オーガナザイズド

三十郎氏は映画とカメラと旅について語りたい。なお、実態はほぼ映画である。

『ファンタズムIV』

Phantasm IV: Oblivion, 89min

監督:ドン・コスカレリ 出演:アンガス・スクリム、マイケル・ボールドウィン

★★

概要

マイクとトールマンの因縁。

短評

シリーズ四作目。冒頭でトールマンが「これが最後のゲームだ」と宣言し、彼の過去についての描写も登場する。これはいよいよ物語の核心に迫っていくのかと思いや、さっぱり分からないまま映画が終わってしまった。三十郎氏の理解力や集中力の問題なのか、それとも脈略や整合性なんてそもそも存在しないのか。一作目の未使用映像を使うことで“全てが繋がった”感が演出されているものの、三十郎氏の頭の中では何も繋がらなかった。

あらすじ

トールマンにシルバー・スフィアを埋め込まれたマイクはレジーの元を離れ、自動運転導入済みの霊柩車に導かれるまま旅に出る。彼は時空を行き来し、自分が子供時代にトールマンに会っていたことやトールマンがトールマンとなる前の葬儀屋ジェヴァダイア時代のことを知る。一方、レジーはジョディに請われてマイクを追うのだった。

感想

シルバー・スフィアの影響なのか、どんどん“人間をやめる”マイク。彼は荒野の真っ只中で念力を身につけたり、時間旅行に出掛けているらしいが、実際のところ、何をしているのかはよく分からない。たとえば、マイクが首を吊る場面がある。その時、夢の中ではマイクとジョディが協力してトールマンを吊るし首にしているため、マイクが自殺すれば彼が夢の中で生み出したトールマンもまた消え去るということなのかと思った(本人も「道連れ」と表現している)。しかし、夢世界に少年マイクが登場し、トールマンから「ロープ切って」と頼まれて実行。謎の堂々巡り、鶏と卵的な展開である。さっぱり分からん。

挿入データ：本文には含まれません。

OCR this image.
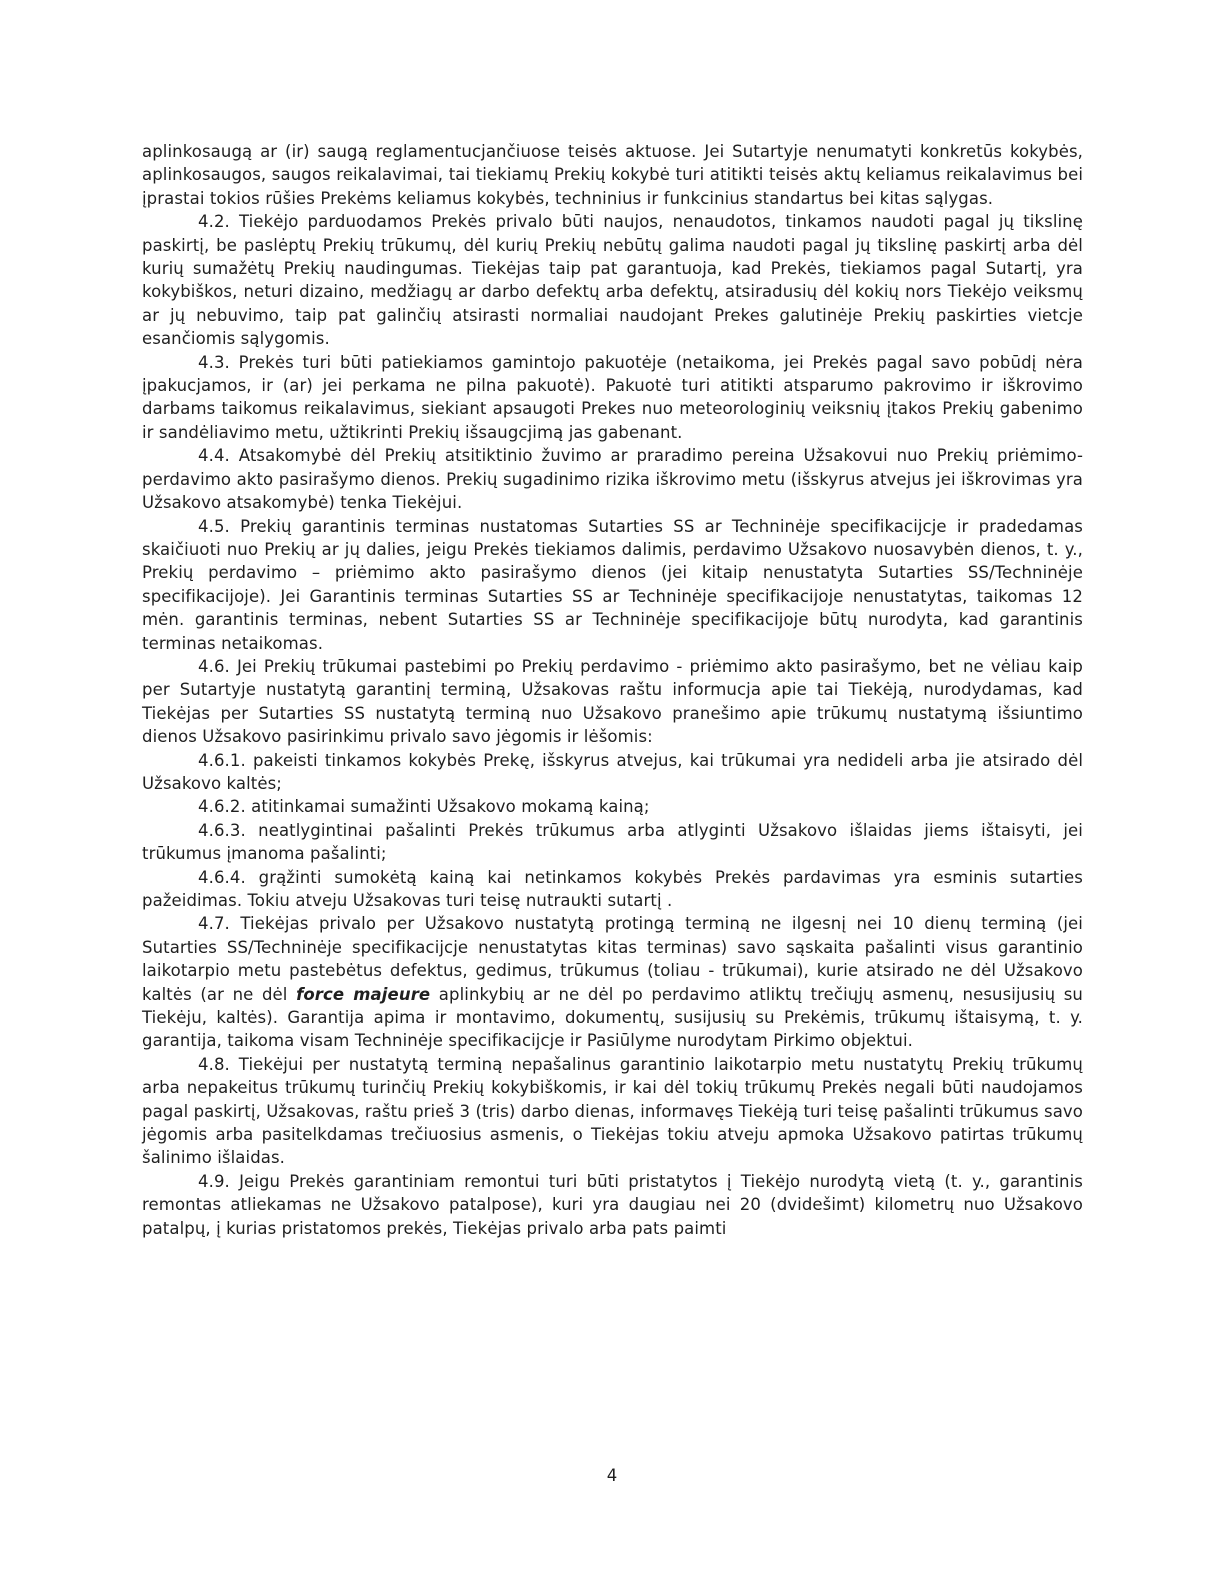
aplinkosaugą ar (ir) saugą reglamentucjančiuose teisės aktuose. Jei Sutartyje nenumatyti konkretūs kokybės, aplinkosaugos, saugos reikalavimai, tai tiekiamų Prekių kokybė turi atitikti teisės aktų keliamus reikalavimus bei įprastai tokios rūšies Prekėms keliamus kokybės, techninius ir funkcinius standartus bei kitas sąlygas.

4.2. Tiekėjo parduodamos Prekės privalo būti naujos, nenaudotos, tinkamos naudoti pagal jų tikslinę paskirtį, be paslėptų Prekių trūkumų, dėl kurių Prekių nebūtų galima naudoti pagal jų tikslinę paskirtį arba dėl kurių sumažėtų Prekių naudingumas. Tiekėjas taip pat garantuoja, kad Prekės, tiekiamos pagal Sutartį, yra kokybiškos, neturi dizaino, medžiagų ar darbo defektų arba defektų, atsiradusių dėl kokių nors Tiekėjo veiksmų ar jų nebuvimo, taip pat galinčių atsirasti normaliai naudojant Prekes galutinėje Prekių paskirties vietcje esančiomis sąlygomis.

4.3. Prekės turi būti patiekiamos gamintojo pakuotėje (netaikoma, jei Prekės pagal savo pobūdį nėra įpakucjamos, ir (ar) jei perkama ne pilna pakuotė). Pakuotė turi atitikti atsparumo pakrovimo ir iškrovimo darbams taikomus reikalavimus, siekiant apsaugoti Prekes nuo meteorologinių veiksnių įtakos Prekių gabenimo ir sandėliavimo metu, užtikrinti Prekių išsaugcjimą jas gabenant.

4.4. Atsakomybė dėl Prekių atsitiktinio žuvimo ar praradimo pereina Užsakovui nuo Prekių priėmimo-perdavimo akto pasirašymo dienos. Prekių sugadinimo rizika iškrovimo metu (išskyrus atvejus jei iškrovimas yra Užsakovo atsakomybė) tenka Tiekėjui.

4.5. Prekių garantinis terminas nustatomas Sutarties SS ar Techninėje specifikacijcje ir pradedamas skaičiuoti nuo Prekių ar jų dalies, jeigu Prekės tiekiamos dalimis, perdavimo Užsakovo nuosavybėn dienos, t. y., Prekių perdavimo – priėmimo akto pasirašymo dienos (jei kitaip nenustatyta Sutarties SS/Techninėje specifikacijoje). Jei Garantinis terminas Sutarties SS ar Techninėje specifikacijoje nenustatytas, taikomas 12 mėn. garantinis terminas, nebent Sutarties SS ar Techninėje specifikacijoje būtų nurodyta, kad garantinis terminas netaikomas.

4.6. Jei Prekių trūkumai pastebimi po Prekių perdavimo - priėmimo akto pasirašymo, bet ne vėliau kaip per Sutartyje nustatytą garantinį terminą, Užsakovas raštu informucja apie tai Tiekėją, nurodydamas, kad Tiekėjas per Sutarties SS nustatytą terminą nuo Užsakovo pranešimo apie trūkumų nustatymą išsiuntimo dienos Užsakovo pasirinkimu privalo savo jėgomis ir lėšomis:

4.6.1. pakeisti tinkamos kokybės Prekę, išskyrus atvejus, kai trūkumai yra nedideli arba jie atsirado dėl Užsakovo kaltės;

4.6.2. atitinkamai sumažinti Užsakovo mokamą kainą;

4.6.3. neatlygintinai pašalinti Prekės trūkumus arba atlyginti Užsakovo išlaidas jiems ištaisyti, jei trūkumus įmanoma pašalinti;

4.6.4. grąžinti sumokėtą kainą kai netinkamos kokybės Prekės pardavimas yra esminis sutarties pažeidimas. Tokiu atveju Užsakovas turi teisę nutraukti sutartį .

4.7. Tiekėjas privalo per Užsakovo nustatytą protingą terminą ne ilgesnį nei 10 dienų terminą (jei Sutarties SS/Techninėje specifikacijcje nenustatytas kitas terminas) savo sąskaita pašalinti visus garantinio laikotarpio metu pastebėtus defektus, gedimus, trūkumus (toliau - trūkumai), kurie atsirado ne dėl Užsakovo kaltės (ar ne dėl force majeure aplinkybių ar ne dėl po perdavimo atliktų trečiųjų asmenų, nesusijusių su Tiekėju, kaltės). Garantija apima ir montavimo, dokumentų, susijusių su Prekėmis, trūkumų ištaisymą, t. y. garantija, taikoma visam Techninėje specifikacijcje ir Pasiūlyme nurodytam Pirkimo objektui.

4.8. Tiekėjui per nustatytą terminą nepašalinus garantinio laikotarpio metu nustatytų Prekių trūkumų arba nepakeitus trūkumų turinčių Prekių kokybiškomis, ir kai dėl tokių trūkumų Prekės negali būti naudojamos pagal paskirtį, Užsakovas, raštu prieš 3 (tris) darbo dienas, informavęs Tiekėją turi teisę pašalinti trūkumus savo jėgomis arba pasitelkdamas trečiuosius asmenis, o Tiekėjas tokiu atveju apmoka Užsakovo patirtas trūkumų šalinimo išlaidas.

4.9. Jeigu Prekės garantiniam remontui turi būti pristatytos į Tiekėjo nurodytą vietą (t. y., garantinis remontas atliekamas ne Užsakovo patalpose), kuri yra daugiau nei 20 (dvidešimt) kilometrų nuo Užsakovo patalpų, į kurias pristatomos prekės, Tiekėjas privalo arba pats paimti

4
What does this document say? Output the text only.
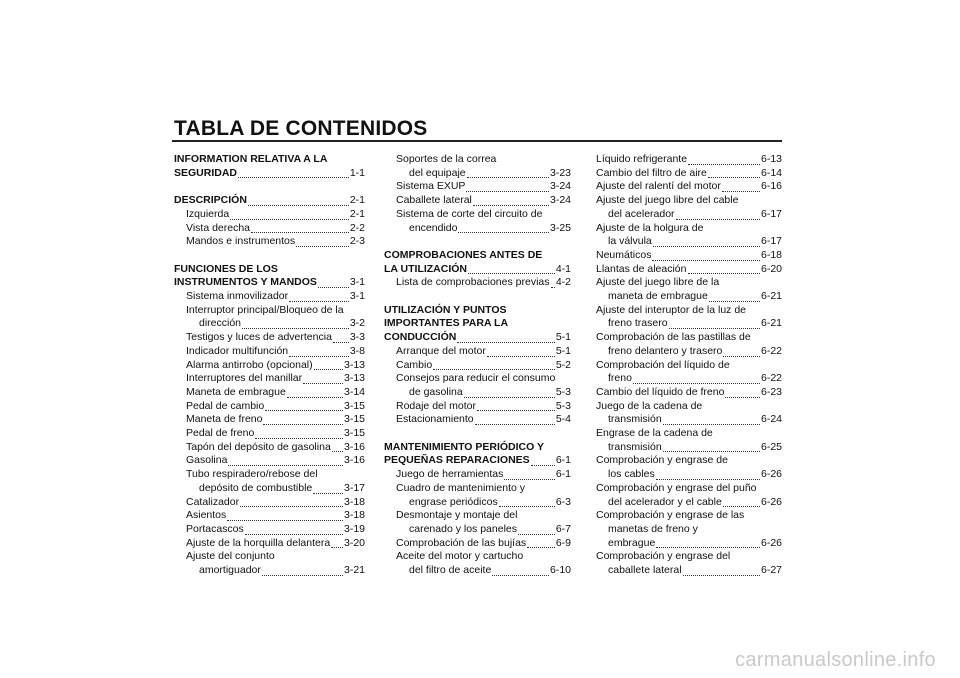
TABLA DE CONTENIDOS
INFORMATION RELATIVA A LA
SEGURIDAD	1-1
DESCRIPCIÓN	2-1
Izquierda	2-1
Vista derecha	2-2
Mandos e instrumentos	2-3
FUNCIONES DE LOS
INSTRUMENTOS Y MANDOS	3-1
Sistema inmovilizador	3-1
Interruptor principal/Bloqueo de la
dirección	3-2
Testigos y luces de advertencia 3-3
Indicador multifunción	3-8
Alarma antirrobo (opcional)	3-13
Interruptores del manillar	3-13
Maneta de embrague	3-14
Pedal de cambio	3-15
Maneta de freno	3-15
Pedal de freno	3-15
Tapón del depósito de gasolina 3-16
Gasolina	3-16
Tubo respiradero/rebose del
depósito de combustible	3-17
Catalizador	3-18
Asientos	3-18
Portacascos	3-19
Ajuste de la horquilla delantera 3-20
Ajuste del conjunto
amortiguador	3-21
Soportes de la correa
del equipaje	3-23
Sistema EXUP	3-24
Caballete lateral	3-24
Sistema de corte del circuito de
encendido	3-25
COMPROBACIONES ANTES DE
LA UTILIZACIÓN	4-1
Lista de comprobaciones previas 4-2
UTILIZACIÓN Y PUNTOS
IMPORTANTES PARA LA
CONDUCCIÓN	5-1
Arranque del motor	5-1
Cambio	5-2
Consejos para reducir el consumo
de gasolina	5-3
Rodaje del motor	5-3
Estacionamiento	5-4
MANTENIMIENTO PERIÓDICO Y
PEQUEÑAS REPARACIONES 6-1
Juego de herramientas	6-1
Cuadro de mantenimiento y
engrase periódicos	6-3
Desmontaje y montaje del
carenado y los paneles	6-7
Comprobación de las bujías	6-9
Aceite del motor y cartucho
del filtro de aceite	6-10
Líquido refrigerante	6-13
Cambio del filtro de aire	6-14
Ajuste del ralentí del motor	6-16
Ajuste del juego libre del cable
del acelerador	6-17
Ajuste de la holgura de
la válvula	6-17
Neumáticos	6-18
Llantas de aleación	6-20
Ajuste del juego libre de la
maneta de embrague	6-21
Ajuste del interuptor de la luz de
freno trasero	6-21
Comprobación de las pastillas de
freno delantero y trasero	6-22
Comprobación del líquido de
freno	6-22
Cambio del líquido de freno	6-23
Juego de la cadena de
transmisión	6-24
Engrase de la cadena de
transmisión	6-25
Comprobación y engrase de
los cables	6-26
Comprobación y engrase del puño
del acelerador y el cable	6-26
Comprobación y engrase de las
manetas de freno y
embrague	6-26
Comprobación y engrase del
caballete lateral	6-27
carmanualsonline.info
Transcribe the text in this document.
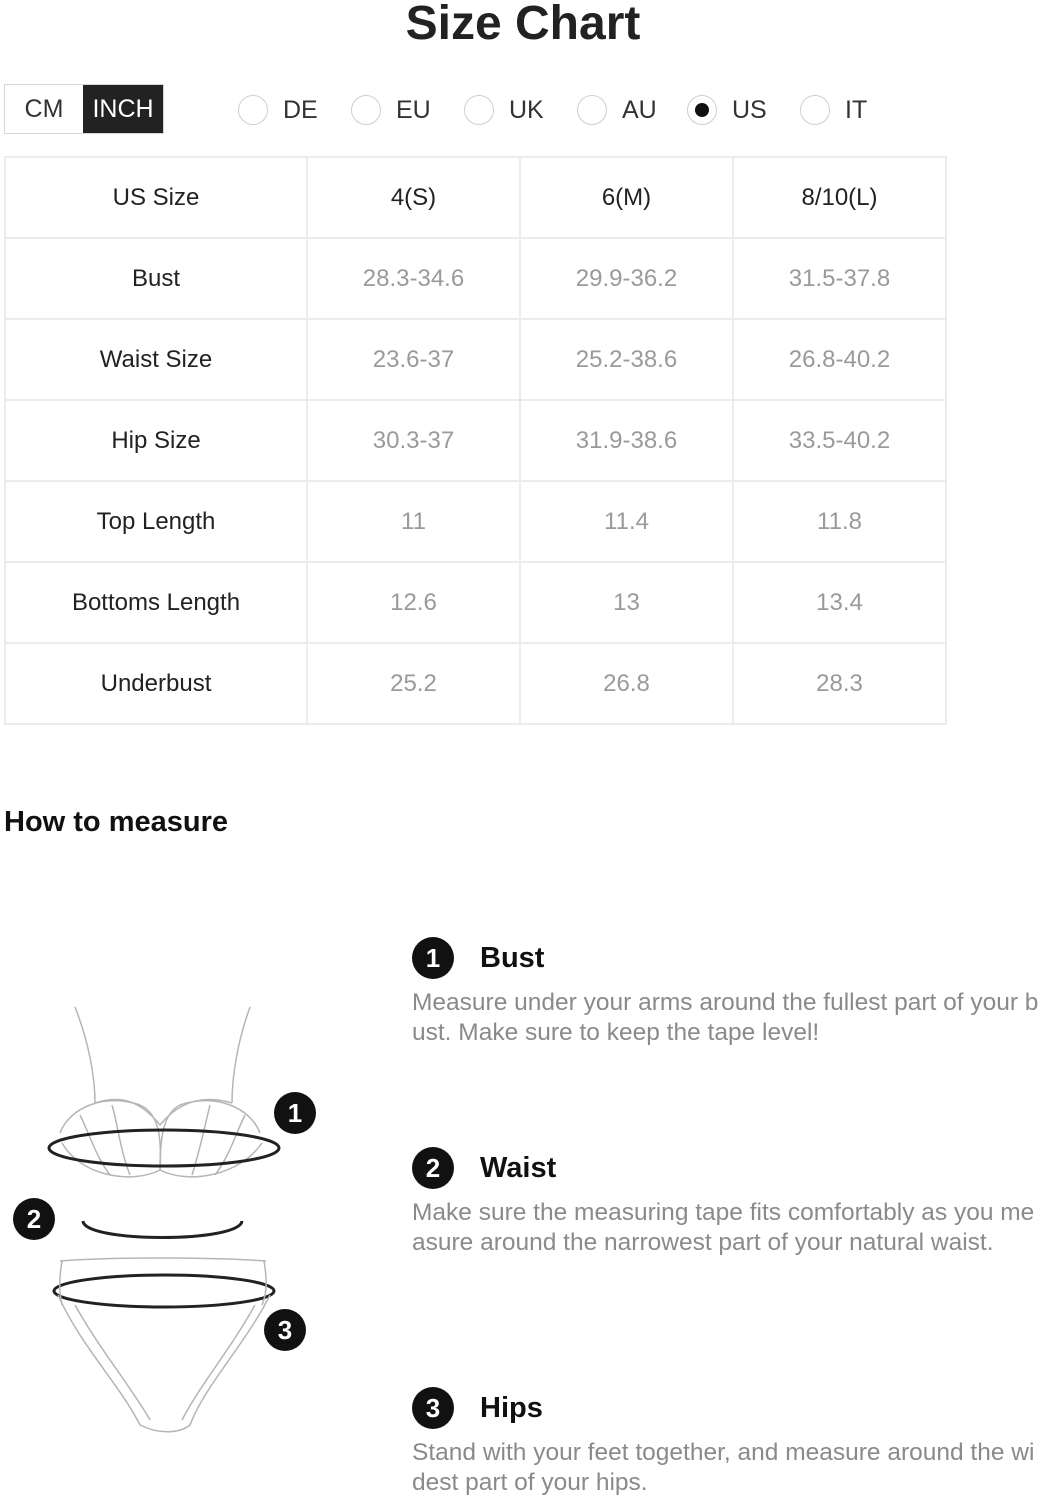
Size Chart
CM	INCH	DE	EU	UK	AU	US	IT
US Size	4(S)	6(M)	8/10(L)
Bust	28.3-34.6	29.9-36.2	31.5-37.8
Waist Size	23.6-37	25.2-38.6	26.8-40.2
Hip Size	30.3-37	31.9-38.6	33.5-40.2
Top Length	11	11.4	11.8
Bottoms Length	12.6	13	13.4
Underbust	25.2	26.8	28.3
How to measure
1
2
3
1	Bust
Measure under your arms around the fullest part of your bust. Make sure to keep the tape level!
2	Waist
Make sure the measuring tape fits comfortably as you measure around the narrowest part of your natural waist.
3	Hips
Stand with your feet together, and measure around the widest part of your hips.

かつてトールマンが南北戦争時代の葬儀屋だったこと、葬儀屋として日々に疑問を感じて時空転送装置を開発したこと。そうした彼の過去も語られるのだが、世界観の全体像を語る上での決定打とはならず。で、結局どういうことなの?

わけの分からない幻想路線を突き進むマイク編とは対称的に現実路線のレジー編。彼は道に迷う美女を発見するものの、なんと無視して立ち去る。なんという成長だろう。今回のハゲは覚悟が違う!……などと思っていたら、その美女の車が横転&爆発炎上し、レジーは結局彼女を助けることに。そして、廃モーテルに泊まると、「いいだろ?」といつもの助平根性を丸出しにしていて笑わせてくれた。手ブラ姿や黒パンツ&彼シャツ姿を見せつけながらもレジーにお預けを食らわせる女ジェニファー(ハイディ・マーンハウト)もなかなか酷い性格だと思ったが、彼女の“銀玉おっぱい”が本作最大の見所だった。

なんだかよく分からないまま終わってしまったが、確かなことが一つだけある。本作の結末は“クリフハンガー”である。きっとよく分からなかったのは次作で全てを明らかとするための伏線を張ることに注力したからに違いない。今回だけはちゃんと“続きもの”として話が構成されていたのだ。しかし、次こそは、次こそは……という三十郎氏の思いも虚しく、本作の公開は1998年、そして次作の公開はなんと18年後の2016年である。リアルタイムでこのシリーズを見守っていたファンはどんな気持ちだったのだろうか。

どうやら本作はパラレルワールドを描いているらしく、別次元から来たマイクには“トールマン化する前のジェヴァダイア”を殺すことができなかった。ジェヴァダイアを殺さない限りトールマンは無限発生するという仕組みらしいので、映画の最後の登場する若かりし頃のマイクとレジーが“その世界の住民”ということになるのかと思う。しかし、世界線は同じでも時間軸的にマイクたちがトールマンの発生を防ぐことは原理的に不可能なのではないだろうか。同じ世界線のマイクが時間旅行すればいけるのか。